Vermischung menschlicher Reformwünsche mit den Impulsen des Geistes

Wer sich mit solcher Sensibilität und Intensität auf den "Zeitgeist" einlässt wie viele neue geistliche Bewegungen, der muss besonders tief gründen, um die notwendige Unterscheidung der Geister vollziehen zu können. Die starke Öffnung nach außen und die Aufforderung, die Botschaft Jesu im Alltag zu verwirklichen, kann auch in geistlichen Bewegungen zum Aktionismus führen. Größer dürfte jedoch die Gefährdung sein, die eigenen Reformwünsche mit den Impulsen des Geistes zu vermischen. Hier wird die Notwendigkeit deutlich, Lehre und Praxis einer "Unterscheidung der Geister" wieder zu einem Schwerpunkt kirchlicher Verkündigung und kirchlichen Lebens zu machen, gerade angesichts der dem Laien aufgetragenen Sendung in eine zunehmend komplexe und für den Glauben ambivalente Welt (vgl. Stellungnahme der Deutschen Bischofskonferenz zu den Lineamenta für die Bischofssynode 1987, 3.3; vgl. auch das Eröffnungsreferat von Bischof Karl Lehmann bei der Herbst-Vollversammlung 1997 in Fulda "Wächter wie lange noch dauert die Nacht?" zum Auftrag der Kirche angesichts verletzter Ordnungen in Gesellschaft und Staat, Kapitel 1).
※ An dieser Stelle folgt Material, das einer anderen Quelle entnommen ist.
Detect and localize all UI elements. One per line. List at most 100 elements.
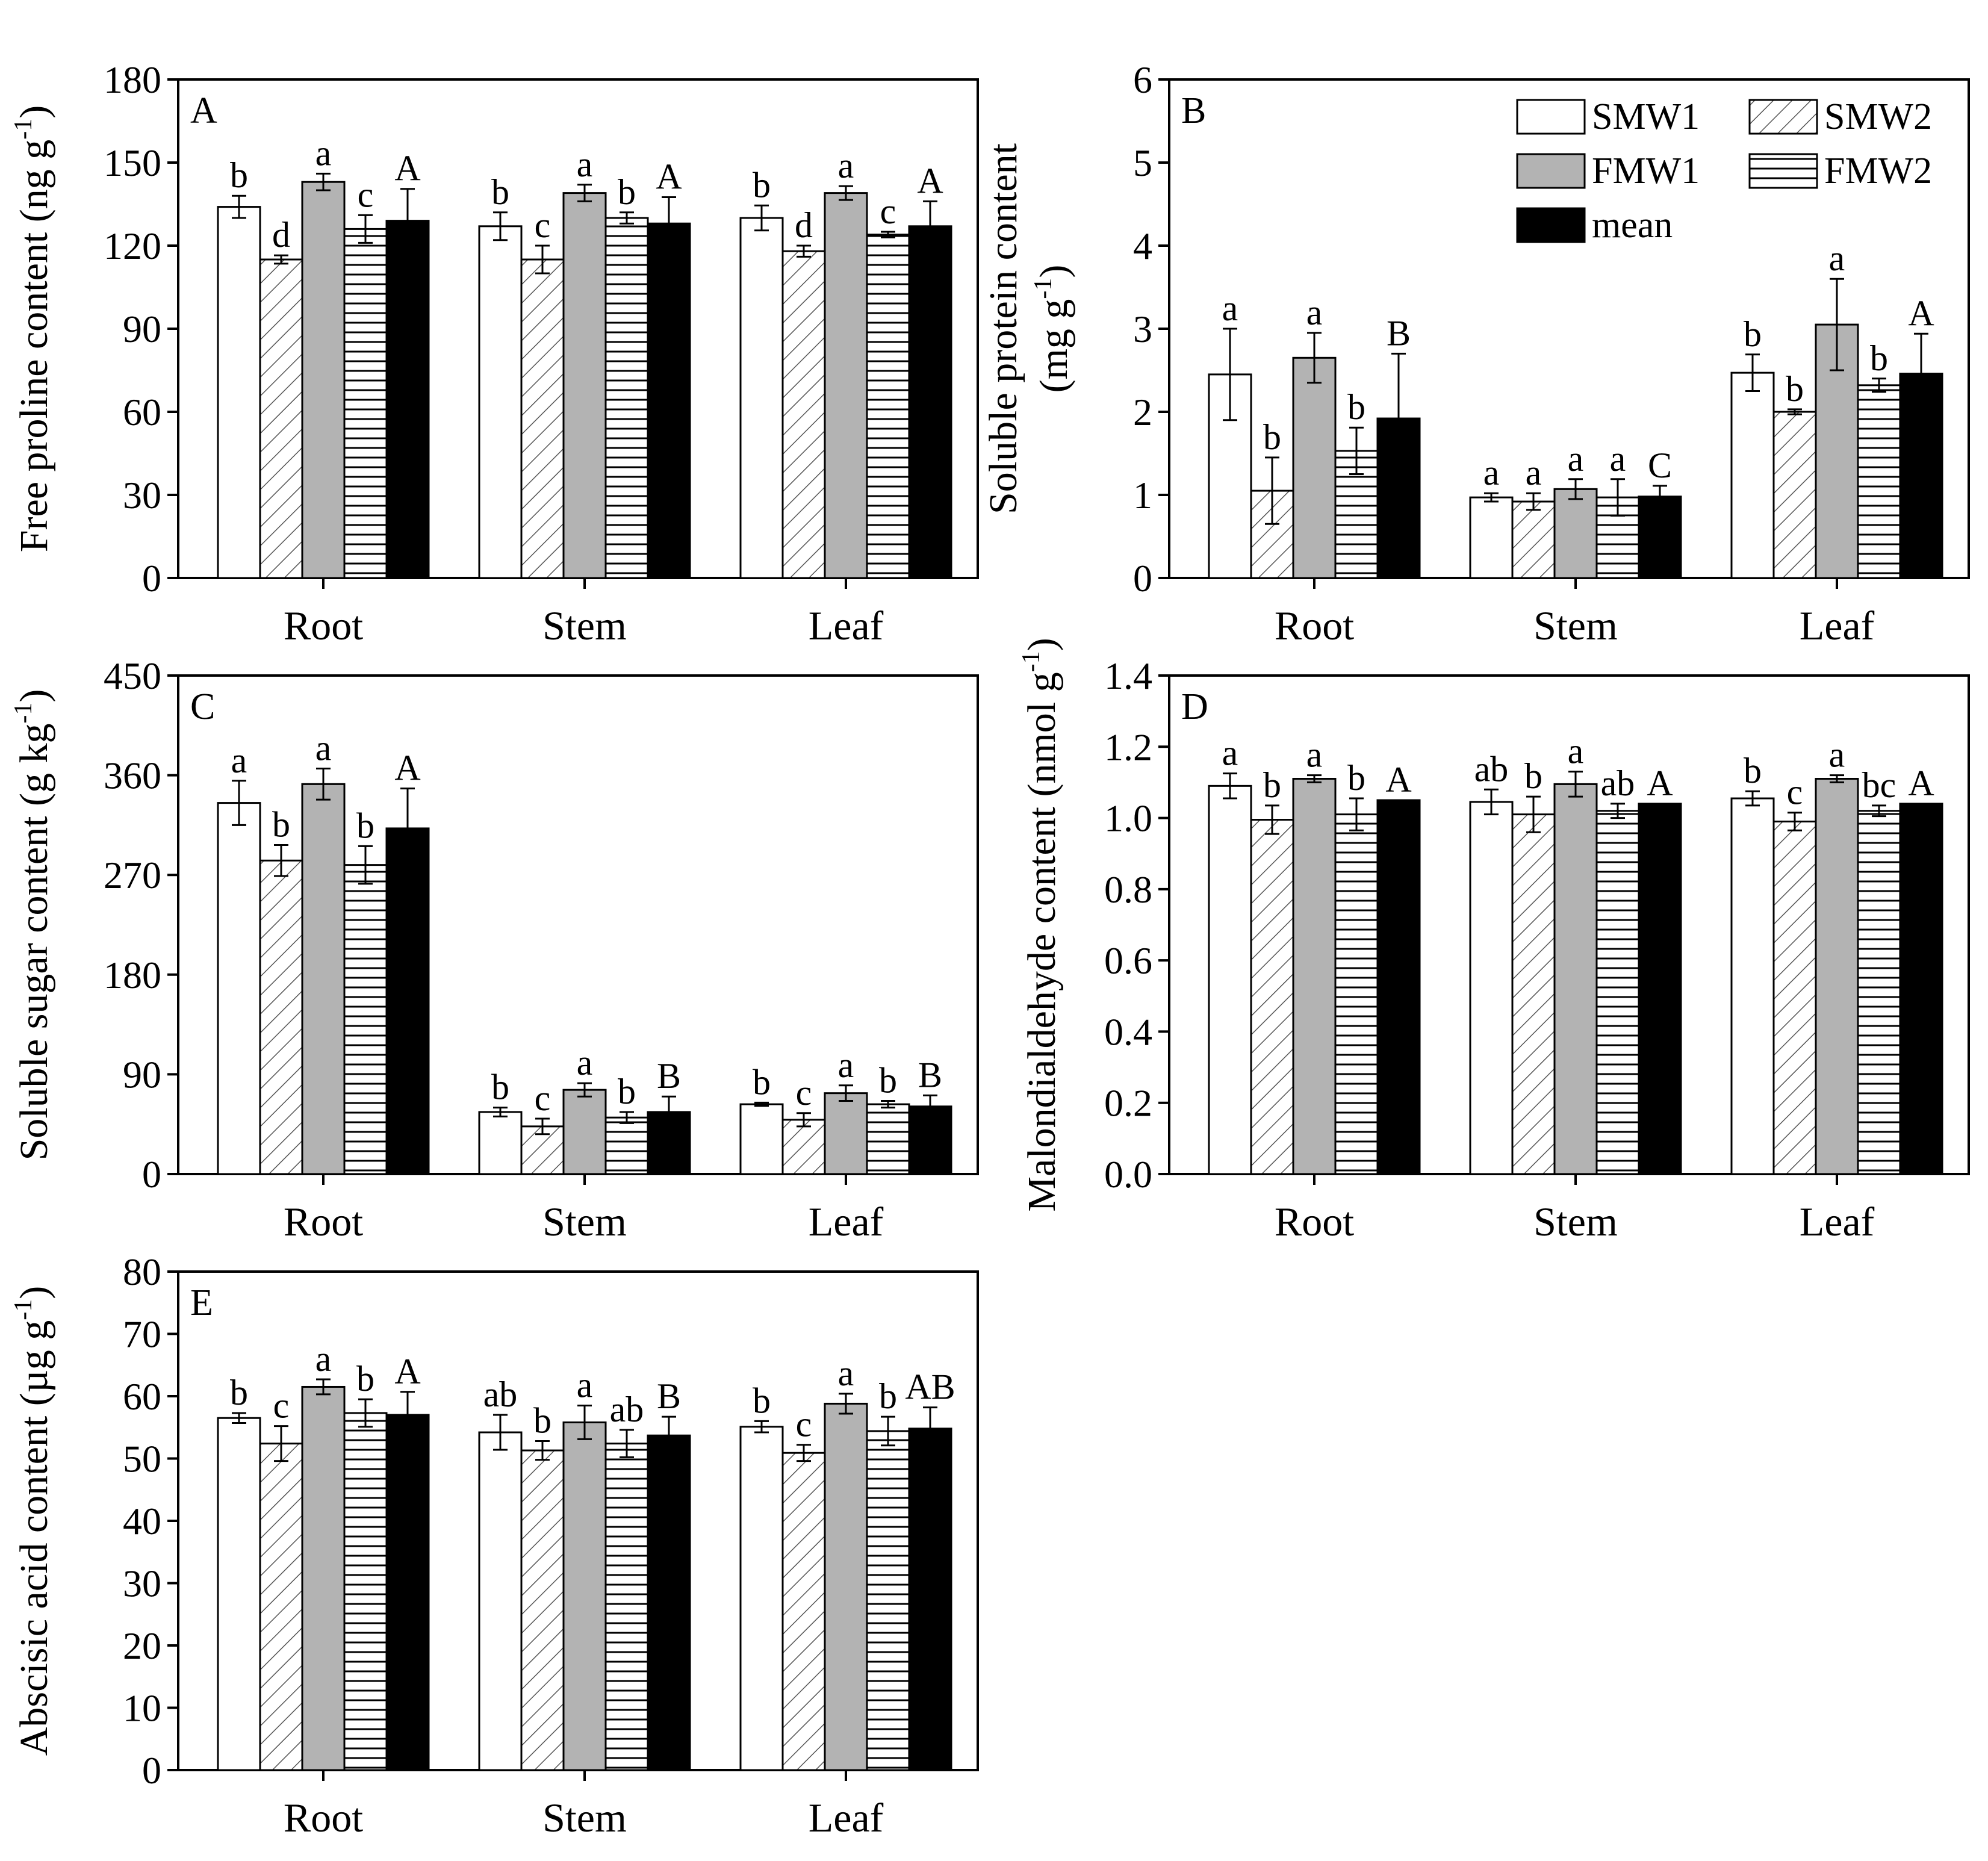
bar-fmw1-leaf [824,1092,868,1175]
significance-label: a [1610,439,1626,479]
significance-label: c [1787,772,1803,812]
significance-label: ab [483,1375,518,1414]
y-tick-label: 180 [104,58,161,101]
panel-letter-a: A [190,90,217,131]
significance-label: C [1648,446,1672,485]
significance-label: a [577,1043,593,1083]
y-tick-label: 90 [123,308,161,350]
bar-mean-stem [647,222,691,579]
significance-label: b [1524,756,1542,796]
significance-label: a [1568,439,1584,479]
y-tick-label: 0.6 [1104,939,1152,982]
legend: SMW1 SMW2 FMW1 FMW2 mean [1516,96,1932,246]
y-axis-title: Soluble protein content [981,143,1025,514]
significance-label: b [533,1401,551,1441]
significance-label: B [1387,313,1411,353]
bar-fmw2-root [343,864,388,1175]
significance-label: a [315,729,332,768]
bar-fmw2-leaf [866,234,910,579]
title-text: Free proline content (ng g [12,140,56,552]
y-tick-label: 60 [123,1375,161,1418]
bar-fmw2-leaf [866,1103,910,1175]
bar-fmw1-stem [1553,488,1598,579]
x-tick-label-leaf: Leaf [1800,1199,1875,1244]
significance-label: c [880,191,896,231]
significance-label: A [1385,760,1411,800]
bar-smw1-leaf [739,1426,784,1771]
bar-mean-root [385,1414,430,1771]
bar-smw2-leaf [1772,820,1817,1175]
x-tick-label-leaf: Leaf [809,603,884,648]
bar-fmw2-stem [604,1116,649,1175]
significance-label: b [491,1067,509,1107]
y-tick-label: 1.2 [1104,725,1152,768]
significance-label: b [1870,338,1888,378]
y-tick-label: 0 [142,1749,161,1792]
significance-label: A [917,161,943,200]
significance-label: a [1829,238,1845,278]
significance-label: A [1647,763,1673,803]
y-tick-label: 10 [123,1687,161,1730]
bar-fmw1-stem [562,192,607,579]
unit-text: (mg g [1032,299,1076,393]
x-tick-label-leaf: Leaf [1800,603,1875,648]
significance-label: a [838,1353,854,1393]
bar-smw1-leaf [739,217,784,579]
significance-label: b [1347,758,1365,798]
bar-smw2-stem [520,1449,565,1771]
significance-label: a [577,1365,593,1405]
significance-label: c [358,175,374,214]
title-text: Abscisic acid content (µg g [12,1320,56,1756]
legend-swatch-fmw1 [1516,153,1586,189]
bar-fmw2-stem [1595,810,1640,1175]
bar-fmw1-leaf [1815,778,1859,1175]
bar-mean-leaf [908,225,952,579]
bar-mean-root [385,827,430,1175]
significance-label: b [1347,387,1365,427]
x-tick-label-root: Root [284,603,363,648]
significance-label: a [1222,733,1238,773]
significance-label: b [753,1062,771,1102]
bar-smw2-root [259,1443,303,1771]
bar-fmw1-stem [1553,783,1598,1175]
bar-mean-stem [1638,803,1682,1175]
legend-swatch-fmw2 [1748,153,1818,189]
bar-fmw1-leaf [824,1402,868,1771]
legend-label-fmw2: FMW2 [1824,151,1932,191]
bar-fmw1-leaf [824,192,868,579]
y-axis-title: Abscisic acid content (µg g-1) [10,1286,56,1756]
bar-mean-stem [1638,496,1682,579]
significance-label: a [315,1339,332,1379]
x-tick-label-stem: Stem [1533,1199,1618,1244]
y-tick-label: 3 [1133,308,1152,350]
significance-label: c [796,1073,812,1113]
y-tick-label: 20 [123,1624,161,1667]
significance-label: a [1306,735,1323,775]
unit-close: ) [1032,265,1076,278]
significance-label: b [879,1061,897,1101]
y-tick-label: 0.4 [1104,1010,1152,1053]
title-close: ) [1020,638,1064,651]
bar-smw1-root [217,1417,261,1771]
bar-smw1-stem [478,1111,523,1175]
y-tick-label: 5 [1133,141,1152,184]
significance-label: b [1744,751,1762,791]
significance-label: B [918,1055,942,1095]
bar-smw2-root [259,859,303,1175]
bar-mean-stem [647,1434,691,1771]
bar-mean-root [1376,799,1421,1175]
bar-smw2-root [259,258,303,579]
significance-label: b [272,805,290,845]
significance-label: a [838,146,854,185]
x-tick-label-stem: Stem [1533,603,1618,648]
significance-label: a [315,133,332,173]
y-tick-label: 0 [142,1153,161,1196]
y-tick-label: 360 [104,754,161,797]
y-tick-label: 90 [123,1053,161,1096]
bar-smw1-stem [478,225,523,579]
title-superscript: -1 [10,119,37,140]
bar-fmw1-root [1292,778,1337,1175]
Für die positive Auseinandersetzung mit diesen und anderen Gefährdungen und Schwierigkeiten bleiben die neuen geistlichen Bewegungen und Gemeinschaften angewiesen auf ein Klima des Wohlwollens und der Ermutigung innerhalb der Communio der Kirche, vor allem von seiten der Amtsträger.